Just before he left office, Brazil's president Lula said in an interview that he was disappointed in President Obama's Latin American policy during the first two years of his term.   Nothing much had changed from the Bush era, Lula complained.  

Although he didn't say so explicitly then, it is reasonable to assume that what Lula also meant is that Obama had not made any progress in dismantling the 50 year-old US embargo against Cuba.  
This issue has long irritated Latin American governments – and divided the region from Washington.  The policy is widely seen as anachronistic, and hostage to US domestic politics. 

That is why Obama's decisions on Cuba policy announced on January 14th are significant.

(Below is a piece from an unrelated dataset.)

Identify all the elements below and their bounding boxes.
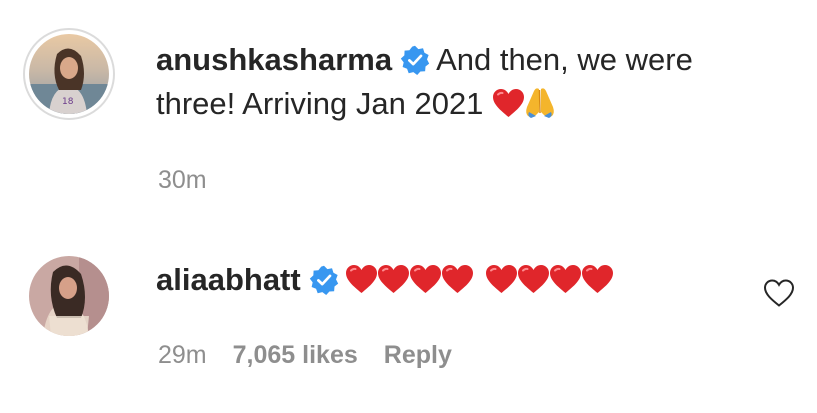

The administration's measures will increase people-to-people contacts between Cuban and US society (including religious and academic institutions), enable US citizens to help support the private enterprise-oriented reforms recently unveiled by the Cuban government, and expand the number of US airports that can fly directly to Cuba.

To be sure, the actual embargo – which is a matter of US law, approved by the Congress – remains in effect, but last week's announcements shows that there is room for greater US opening and engagement with Cuba, provided there is presidential commitment. 

Obama, who has been far more cautious as president than many supporters had hoped two years ago, made the decision in a way that would limit the possible political reaction.  He did so after the November elections (right before a holiday weekend) – and precisely at a moment when he seemed to be regaining his political footing and rising in the polls.  

He had a very productive "lame duck" session with the old Congress. And from all indications there had been an agreement with the Cuban government about the status of a US contractor who had been detained without charges for more than a year. 


The timing seemed right to go ahead with decisions that many within the Obama administration had been urging the president to take – and that were supported by the vast majority of Americans, and especially the left in his party.  

To be sure, sharp criticism came from predictable quarters, including Cuban Americans and other hardliners in Congress.  

They fear the changes will only end up bolstering the Cuban government.  But these steps are likely to be viewed as positive and will be greeted favorably by most in the US -- as well as Latin Americans.  
There is at least some movement on an issue that has been frozen for many years. 

The question, however, is whether this announcement will be followed by others and is part of a broader, longer-term strategy aimed at moving steadily towards normalizing relations with Cuba.  
Does the policy continue to be driven by domestic political calculations? Or will US Cuba policy now be more guided more sensibly by US interests and values?

The Obama administration deserves credit for making the most important changes in Cuba policy in decades.   Many, of course, will not be satisfied until the failed and counterproductive trade embargo itself is ended. 

This is out of the question, however, especially given the composition of the new US Congress. 

But with a measure of ingenuity and boldness at the presidential level considerable progress can be made -- even while the embargo persists. 

Further, reasonable steps would include a strong call from Obama to Congress to lift the travel ban for all Americans and cooperation on oil development in Cuba. 

2011 will be a critical year in Cuba. The economic reform measures are underway. 

Now there is a chance that, instead of standing on the sidelines or making matters worse, the US can be more constructively engaged in shaping its neighbor's uncertain future.